É sintomático que o respeito à letra da Constituição tenha deixado de ser argumento importante para decisões judiciais mais relevantes. Aqui, as formalidades importam pouco: quando o julgador descumpre uma norma constitucional a pretexto de estar interpretando um princípio constitucional abstrato qualquer, apenas reveste a coisa de alguma elegância.
A Carta de 88 mal veio e já entrou na linha de tiro. Imediatamente, o liberalismo econômico abriu campanha contra os aspectos corporativos, estatizantes e distributivos dela. Restavam porém relativamente intocados alguns mecanismos sociais conservadores. E os um dia reverenciados direitos e garantias individuais, que a faziam “uma das mais modernas do mundo”.
Agora não mais. Cada pedaço do texto passou a ser alvo de desconstrução. A moda vinha ganhando novas cores desde os anos 90, quando a esquerda se acostumou a ir ao STF sempre que derrotada nas reformas pró-capitalistas do governo do PSDB. E a tendência só se reforçou. Hoje, o Supremo virou no dia-a-dia casa revisora e “vetadora” do Congresso e do Executivo.
Uma aberração, mas lógica. A esquerda exige do STF respeito à letra da Constituição contra a obrigatoriedade da prisão após condenação em segunda instância, no contexto do respeito às garantias e direitos individuais. E festeja quando o tribunal, e não vê contradição nisso, revoga as normas constitucionais antiaborto e em defesa da chamada família tradicional.
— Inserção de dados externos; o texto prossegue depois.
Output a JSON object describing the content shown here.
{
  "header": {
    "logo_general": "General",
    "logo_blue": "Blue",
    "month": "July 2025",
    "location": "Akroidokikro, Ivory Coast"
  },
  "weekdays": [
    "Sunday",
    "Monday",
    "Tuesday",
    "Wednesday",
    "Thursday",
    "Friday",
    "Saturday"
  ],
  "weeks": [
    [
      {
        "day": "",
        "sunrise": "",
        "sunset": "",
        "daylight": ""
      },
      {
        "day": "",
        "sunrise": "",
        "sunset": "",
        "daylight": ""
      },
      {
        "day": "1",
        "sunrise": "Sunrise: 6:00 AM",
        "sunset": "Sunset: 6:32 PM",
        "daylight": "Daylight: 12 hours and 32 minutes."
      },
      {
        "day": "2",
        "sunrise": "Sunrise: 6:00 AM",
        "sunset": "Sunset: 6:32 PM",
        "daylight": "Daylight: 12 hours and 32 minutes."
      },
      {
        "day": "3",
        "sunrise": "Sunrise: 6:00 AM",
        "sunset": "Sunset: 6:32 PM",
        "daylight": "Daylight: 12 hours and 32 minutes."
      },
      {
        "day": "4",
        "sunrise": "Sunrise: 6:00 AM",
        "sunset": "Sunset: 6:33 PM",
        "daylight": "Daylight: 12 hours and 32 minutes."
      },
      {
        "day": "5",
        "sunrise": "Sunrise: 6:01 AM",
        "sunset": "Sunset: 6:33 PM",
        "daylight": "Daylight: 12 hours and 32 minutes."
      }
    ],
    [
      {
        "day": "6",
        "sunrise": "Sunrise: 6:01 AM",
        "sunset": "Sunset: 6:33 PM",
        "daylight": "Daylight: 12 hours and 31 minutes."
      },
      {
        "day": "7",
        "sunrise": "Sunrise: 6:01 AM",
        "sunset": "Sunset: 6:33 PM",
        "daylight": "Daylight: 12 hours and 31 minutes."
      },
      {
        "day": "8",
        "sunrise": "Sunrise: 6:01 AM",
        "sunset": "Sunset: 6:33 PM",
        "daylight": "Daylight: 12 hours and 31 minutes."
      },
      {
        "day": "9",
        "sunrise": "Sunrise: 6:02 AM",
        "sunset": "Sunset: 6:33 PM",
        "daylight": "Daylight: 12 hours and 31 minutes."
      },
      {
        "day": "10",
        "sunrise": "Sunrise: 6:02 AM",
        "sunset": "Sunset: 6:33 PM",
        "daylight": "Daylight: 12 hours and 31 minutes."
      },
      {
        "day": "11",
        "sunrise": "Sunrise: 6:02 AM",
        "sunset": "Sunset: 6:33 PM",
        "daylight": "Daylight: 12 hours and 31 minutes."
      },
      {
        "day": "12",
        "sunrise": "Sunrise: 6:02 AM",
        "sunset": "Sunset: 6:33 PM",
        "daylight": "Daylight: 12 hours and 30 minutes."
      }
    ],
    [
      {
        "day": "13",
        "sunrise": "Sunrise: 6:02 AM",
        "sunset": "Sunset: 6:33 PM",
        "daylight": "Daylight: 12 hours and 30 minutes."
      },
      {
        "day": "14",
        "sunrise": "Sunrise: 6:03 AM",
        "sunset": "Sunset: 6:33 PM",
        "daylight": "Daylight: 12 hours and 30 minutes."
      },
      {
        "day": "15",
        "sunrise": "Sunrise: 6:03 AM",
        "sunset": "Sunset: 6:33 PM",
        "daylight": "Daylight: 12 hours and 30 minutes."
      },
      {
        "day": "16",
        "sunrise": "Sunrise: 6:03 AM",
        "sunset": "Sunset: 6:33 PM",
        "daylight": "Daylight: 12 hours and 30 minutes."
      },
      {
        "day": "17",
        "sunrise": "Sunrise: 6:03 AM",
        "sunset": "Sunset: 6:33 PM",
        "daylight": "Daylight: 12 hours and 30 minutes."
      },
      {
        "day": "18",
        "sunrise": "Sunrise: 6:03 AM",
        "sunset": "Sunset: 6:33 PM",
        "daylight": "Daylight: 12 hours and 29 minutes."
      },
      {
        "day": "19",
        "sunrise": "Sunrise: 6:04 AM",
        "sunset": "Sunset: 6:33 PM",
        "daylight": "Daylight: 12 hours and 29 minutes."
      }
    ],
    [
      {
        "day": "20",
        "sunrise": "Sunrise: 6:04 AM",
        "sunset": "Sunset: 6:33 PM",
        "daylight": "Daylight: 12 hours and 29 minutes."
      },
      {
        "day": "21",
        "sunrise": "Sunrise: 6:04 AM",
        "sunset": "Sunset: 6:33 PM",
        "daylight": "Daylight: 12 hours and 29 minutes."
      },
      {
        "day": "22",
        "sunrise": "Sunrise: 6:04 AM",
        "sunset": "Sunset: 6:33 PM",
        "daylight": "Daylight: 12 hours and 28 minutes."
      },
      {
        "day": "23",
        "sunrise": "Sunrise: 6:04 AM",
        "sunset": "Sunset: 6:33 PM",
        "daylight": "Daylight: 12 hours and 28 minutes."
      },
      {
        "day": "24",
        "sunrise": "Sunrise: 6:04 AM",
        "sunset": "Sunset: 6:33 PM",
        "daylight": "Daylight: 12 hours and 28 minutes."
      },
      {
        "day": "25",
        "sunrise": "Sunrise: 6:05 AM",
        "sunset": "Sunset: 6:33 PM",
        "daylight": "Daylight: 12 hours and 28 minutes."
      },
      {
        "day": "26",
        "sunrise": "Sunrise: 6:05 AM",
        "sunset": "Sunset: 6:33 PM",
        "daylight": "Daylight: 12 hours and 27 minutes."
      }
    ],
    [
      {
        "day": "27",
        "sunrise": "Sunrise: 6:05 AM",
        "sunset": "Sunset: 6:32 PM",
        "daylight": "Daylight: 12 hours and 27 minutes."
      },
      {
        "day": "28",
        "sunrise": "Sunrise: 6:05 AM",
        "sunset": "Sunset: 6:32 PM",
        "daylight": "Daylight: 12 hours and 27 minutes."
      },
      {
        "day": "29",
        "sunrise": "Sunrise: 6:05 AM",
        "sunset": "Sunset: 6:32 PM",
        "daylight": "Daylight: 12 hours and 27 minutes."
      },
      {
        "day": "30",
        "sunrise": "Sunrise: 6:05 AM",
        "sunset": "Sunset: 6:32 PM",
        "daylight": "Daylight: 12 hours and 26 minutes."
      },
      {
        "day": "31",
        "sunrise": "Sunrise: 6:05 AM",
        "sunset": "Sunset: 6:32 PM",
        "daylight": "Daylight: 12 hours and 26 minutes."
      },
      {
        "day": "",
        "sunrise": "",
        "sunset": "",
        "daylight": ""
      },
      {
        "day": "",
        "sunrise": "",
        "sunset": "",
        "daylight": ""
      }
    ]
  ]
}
Já o jornalismo levanta-se em armas na luta pelas liberdades de expressão e imprensa, mas aceita bem relativizar qualquer outro direito individual ou coletivo, se for necessário para combater a corrupção. Vale, para quem não é da casa, o “não se faz o omelete sem quebrar os ovos”. De vez em quando lamentam-se “excessos”, por atrapalharem a empreitada. E só.
A direita nunca chegou a curtir o texto de 1988, pelos motivos já apontados, mas o abandono dele pela esquerda e pela imprensa vem sendo fatal. O resultado mais bizarro é transformar o STF numa espécie de regência de onze regentes, e com amplos poderes constituintes. Uma completa anomalia pelo ângulo da assim chamada democracia representativa.
Este status quo é insustentável, e os exemplos históricos indicam que deverá ser substituído por alguma forma centralizada de poder político, quando a sociedade estiver esgotada da bagunça, pela absoluta impossibilidade de essa bagunça produzir prosperidade e paz social razoavelmente sustentáveis no tempo. A dúvida é quem vai cortar o nó górdio desta vez.
O apodrecimento político do Brasil de 2018 é exatamente função de nenhum ator ter a força para promover a ruptura, amputar o membro gangrenado. O nome mais lógico para a missão será o presidente eleito em 2018, um candidato a Bonaparte, ainda que trazido pela urna. Não chegará a ser uma novidade para nós, mas só estará disponível em janeiro de 2019.
Ele vai enfrentar entretanto inimigos formidáveis. Um são as corporações de Estado empoderadas e endeusadas pela opinião pública que viu nelas, com alguma razão, o instrumento disponível para mudanças políticas que não deu para fazer pelo voto. Ou alguém acha que STF, MPF, TCU etc vão se recolher apenas por haver um novo presidente saído da urna?
Outro desafio será um país plenamente convencido, após anos de doutrinação, à esquerda e à direita, de que os corruptos são a razão maior de o Estado não ter dinheiro para resolver os problemas da saúde, da educação, da segurança, dos transportes públicos. E que portanto basta eleger um governo honesto para os recursos aparecerem.
Como não basta, o novo presidente precisará tirar algum coelho da cartola para que a frustração popular não se volte contra ele bem cedo. Um coelho disponível, já que a Constituição foi para o vinagre e o processo constituinte está em curso aos trancos e barrancos, é pegar uma carona nele, tomando a liderança e chamando a sociedade para participar.